L'origine et la nature de l'amitié

Suite à la demande pressante de Fannius et Scévola de poursuivre cette investigation sur l'amitié, Lélius se contraignit à approfondir encore ses réflexions. Une question importante lui apparaissait de savoir si l'amitié devait son origine à la faiblesse ou au besoin. Les hommes n'y cherchaient-ils qu'à trouver chez l'autre ce qu'ils ne pouvaient avoir par eux-mêmes, les payant en retour par des services et bienfaits semblables ?

Ou bien alors, si ces bons offices étaient regardés seulement comme une suite de l'amitié, cette amitié avait-elle réellement une origine plus noble et naturelle ? Lélius répondait simplement à sa propre question : « Je crois que parmi les raisons qui peuvent faire qu’on se veuille du bien l’un à l’autre, la principale est de s’aimer ; et c’est d’aimer que vient le mot d’amitié ». Et il continuait : «... la véritable amitié n’a rien de feint, rien de simulé ; tout en elle est vrai, tout part du cœur ».

Lélius disait le voir clairement dans « le sentiment d'affection que nous éprouvons lorsque nous venons à rencontrer un homme dont le caractère et les mœurs nous conviennent, parce qu’il nous semble voir comme reluire en lui la probité et la vertu. Rien n’est, en effet, plus aimable que la vertu ; rien n’attire davantage l’amour des hommes, puisque nous chérissons, en quelque sorte, pour leur vertu et leur probité, ceux même que nous n’avons jamais vus. »

L'amitié, un beau cadeau du Ciel à l'humanité
«... la véritable amitié n’a rien de feint, rien de simulé ; tout en elle est vrai, tout part du cœur ». (Image : wikimedia / Fritz Cohen / Domaine public)

Lélius admettait toutefois que l'amitié se fortifiait par les services rendus, par les preuves de zèle et par l'habitude.
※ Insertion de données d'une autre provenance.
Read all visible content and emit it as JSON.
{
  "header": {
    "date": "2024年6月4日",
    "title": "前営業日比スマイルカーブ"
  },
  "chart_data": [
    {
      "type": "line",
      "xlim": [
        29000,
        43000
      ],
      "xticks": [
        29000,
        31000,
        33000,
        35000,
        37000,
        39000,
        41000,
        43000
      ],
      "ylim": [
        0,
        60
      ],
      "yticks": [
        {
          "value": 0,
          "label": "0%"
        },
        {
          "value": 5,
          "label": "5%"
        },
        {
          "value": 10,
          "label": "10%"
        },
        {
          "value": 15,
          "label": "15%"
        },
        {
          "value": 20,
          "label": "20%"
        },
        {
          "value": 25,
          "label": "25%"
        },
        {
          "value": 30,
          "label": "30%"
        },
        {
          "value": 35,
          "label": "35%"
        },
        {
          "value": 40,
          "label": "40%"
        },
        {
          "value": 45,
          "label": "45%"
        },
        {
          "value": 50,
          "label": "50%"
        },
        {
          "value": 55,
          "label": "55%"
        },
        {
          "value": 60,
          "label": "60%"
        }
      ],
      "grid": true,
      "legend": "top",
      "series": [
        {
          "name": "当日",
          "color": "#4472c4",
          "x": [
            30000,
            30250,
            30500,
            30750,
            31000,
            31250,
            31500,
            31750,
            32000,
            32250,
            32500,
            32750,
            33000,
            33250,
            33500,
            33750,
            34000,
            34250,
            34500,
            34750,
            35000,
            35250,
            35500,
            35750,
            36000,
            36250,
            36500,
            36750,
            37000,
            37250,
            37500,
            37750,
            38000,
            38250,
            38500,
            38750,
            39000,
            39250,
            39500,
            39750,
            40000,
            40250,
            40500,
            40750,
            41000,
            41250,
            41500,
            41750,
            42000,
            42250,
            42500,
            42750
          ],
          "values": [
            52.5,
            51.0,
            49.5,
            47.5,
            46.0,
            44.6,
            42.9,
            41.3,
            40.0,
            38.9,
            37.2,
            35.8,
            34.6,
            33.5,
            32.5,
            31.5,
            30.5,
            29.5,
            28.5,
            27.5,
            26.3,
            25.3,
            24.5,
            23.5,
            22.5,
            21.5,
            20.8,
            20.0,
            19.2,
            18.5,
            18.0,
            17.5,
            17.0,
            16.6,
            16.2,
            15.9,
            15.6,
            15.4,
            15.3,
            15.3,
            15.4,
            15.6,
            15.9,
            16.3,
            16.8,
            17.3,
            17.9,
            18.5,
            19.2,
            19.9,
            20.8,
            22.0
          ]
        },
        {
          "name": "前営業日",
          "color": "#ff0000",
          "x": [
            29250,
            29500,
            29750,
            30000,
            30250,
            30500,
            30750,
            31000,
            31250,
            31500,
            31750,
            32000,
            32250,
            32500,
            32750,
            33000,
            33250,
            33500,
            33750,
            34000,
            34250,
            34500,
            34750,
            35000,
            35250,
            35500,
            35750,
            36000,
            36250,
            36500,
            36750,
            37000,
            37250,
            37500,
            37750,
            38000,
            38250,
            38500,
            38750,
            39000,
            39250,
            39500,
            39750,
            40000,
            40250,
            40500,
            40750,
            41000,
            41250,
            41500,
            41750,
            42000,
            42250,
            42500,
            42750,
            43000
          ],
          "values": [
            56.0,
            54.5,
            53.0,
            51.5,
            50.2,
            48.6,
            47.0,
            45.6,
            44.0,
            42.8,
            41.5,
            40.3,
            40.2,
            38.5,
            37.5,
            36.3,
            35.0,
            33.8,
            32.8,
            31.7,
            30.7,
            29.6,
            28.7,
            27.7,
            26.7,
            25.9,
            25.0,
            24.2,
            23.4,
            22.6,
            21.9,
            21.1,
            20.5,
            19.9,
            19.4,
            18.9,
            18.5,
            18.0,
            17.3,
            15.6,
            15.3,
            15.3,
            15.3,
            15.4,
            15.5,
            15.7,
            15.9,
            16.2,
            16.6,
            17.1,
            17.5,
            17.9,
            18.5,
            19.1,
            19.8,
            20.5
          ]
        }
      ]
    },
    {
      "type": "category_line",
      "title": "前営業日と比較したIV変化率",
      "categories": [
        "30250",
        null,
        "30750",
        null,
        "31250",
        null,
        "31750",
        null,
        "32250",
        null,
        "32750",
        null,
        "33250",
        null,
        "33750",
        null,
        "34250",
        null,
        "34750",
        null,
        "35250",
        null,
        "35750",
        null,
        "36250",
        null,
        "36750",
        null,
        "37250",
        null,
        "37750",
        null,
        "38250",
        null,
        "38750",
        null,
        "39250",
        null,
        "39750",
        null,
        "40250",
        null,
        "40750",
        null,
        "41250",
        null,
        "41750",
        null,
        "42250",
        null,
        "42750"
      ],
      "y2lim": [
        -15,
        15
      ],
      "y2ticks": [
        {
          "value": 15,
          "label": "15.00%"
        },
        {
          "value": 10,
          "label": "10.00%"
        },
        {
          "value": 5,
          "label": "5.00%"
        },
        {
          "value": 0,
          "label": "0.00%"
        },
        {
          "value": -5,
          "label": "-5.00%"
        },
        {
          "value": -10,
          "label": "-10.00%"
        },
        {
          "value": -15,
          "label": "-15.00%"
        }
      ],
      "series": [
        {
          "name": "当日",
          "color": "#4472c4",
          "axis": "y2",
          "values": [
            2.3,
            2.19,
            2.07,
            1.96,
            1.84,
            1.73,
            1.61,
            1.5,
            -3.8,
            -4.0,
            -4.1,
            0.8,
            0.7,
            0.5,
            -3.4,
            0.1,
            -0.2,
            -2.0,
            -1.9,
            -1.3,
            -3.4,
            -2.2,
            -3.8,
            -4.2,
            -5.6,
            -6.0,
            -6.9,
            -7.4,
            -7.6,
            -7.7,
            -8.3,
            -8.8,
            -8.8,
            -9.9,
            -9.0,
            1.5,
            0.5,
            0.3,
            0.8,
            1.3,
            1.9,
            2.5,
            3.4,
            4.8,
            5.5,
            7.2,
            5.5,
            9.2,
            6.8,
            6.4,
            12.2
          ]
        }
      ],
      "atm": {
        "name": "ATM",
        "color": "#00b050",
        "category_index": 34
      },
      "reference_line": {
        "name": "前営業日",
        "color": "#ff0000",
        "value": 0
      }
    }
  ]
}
Tout cela, conjugué au premier élan de sympathie, engendrait une joie et une bienveillance profondes. 

L'origine de l'amitié ne pouvait être dans la faiblesse ou la misère. Sinon plus un homme aurait été faible ou misérable, et plus il aurait été sujet à l'amitié ? C'était loin d'être vrai, selon Lélius, au contraire un homme fort, sage et vertueux, pouvant trouver toutes ressources en lui, n'ayant besoin de personne, excellait pourtant à découvrir et cultiver l'amitié. Lélius prit exemple sur son amitié avec le défunt Scipion : il l'aimait car il admirait sa vertu et sans doute Scipion l'aimait-il par la bonne opinion qu'il avait de son caractère. Bien qu'ils trouvèrent de grands avantages à leur amitié, ce qui la fit naître ne fut pas une recherche d'intérêt, mais bien une admiration réciproque.

Lélius affirma qu'il « s’établit ainsi entre eux un combat de générosité », en étant plus enclins à rendre des services qu'à en réclamer. C'est ainsi que l'amitié procurait les avantages les plus précieux.

Des comportements à l'encontre de l'amitié

Lélius et Scipion parlaient souvent de l'amitié ensemble. Ces deux célèbres amis évoluaient dans la société de l'élite romaine,  une société liée au pouvoir, à la notoriété et à la richesse matérielle. Ainsi, l'amitié entre de telles personnes devait se confronter à toutes sortes d'écueils. 

Scipion soutenait « que le poison le plus funeste à l’amitié, c’est la passion de l’argent dans la plupart des hommes ; et, dans les caractères plus élevés, la rivalité des honneurs et de la gloire ». Un autre sujet de rupture était d'exiger de ses amis des comportements  allant à l'encontre de l'honnêteté, comme d'être les ministres de leur libertinage ou les complices de leur injustice. Pour de telles causes, d'anciennes amitiés pouvaient même se transformer en haine. La vertu étant le fondement de l'amitié, rien ne pouvait excuser le mal qu'on pouvait être tenté de faire pour elle.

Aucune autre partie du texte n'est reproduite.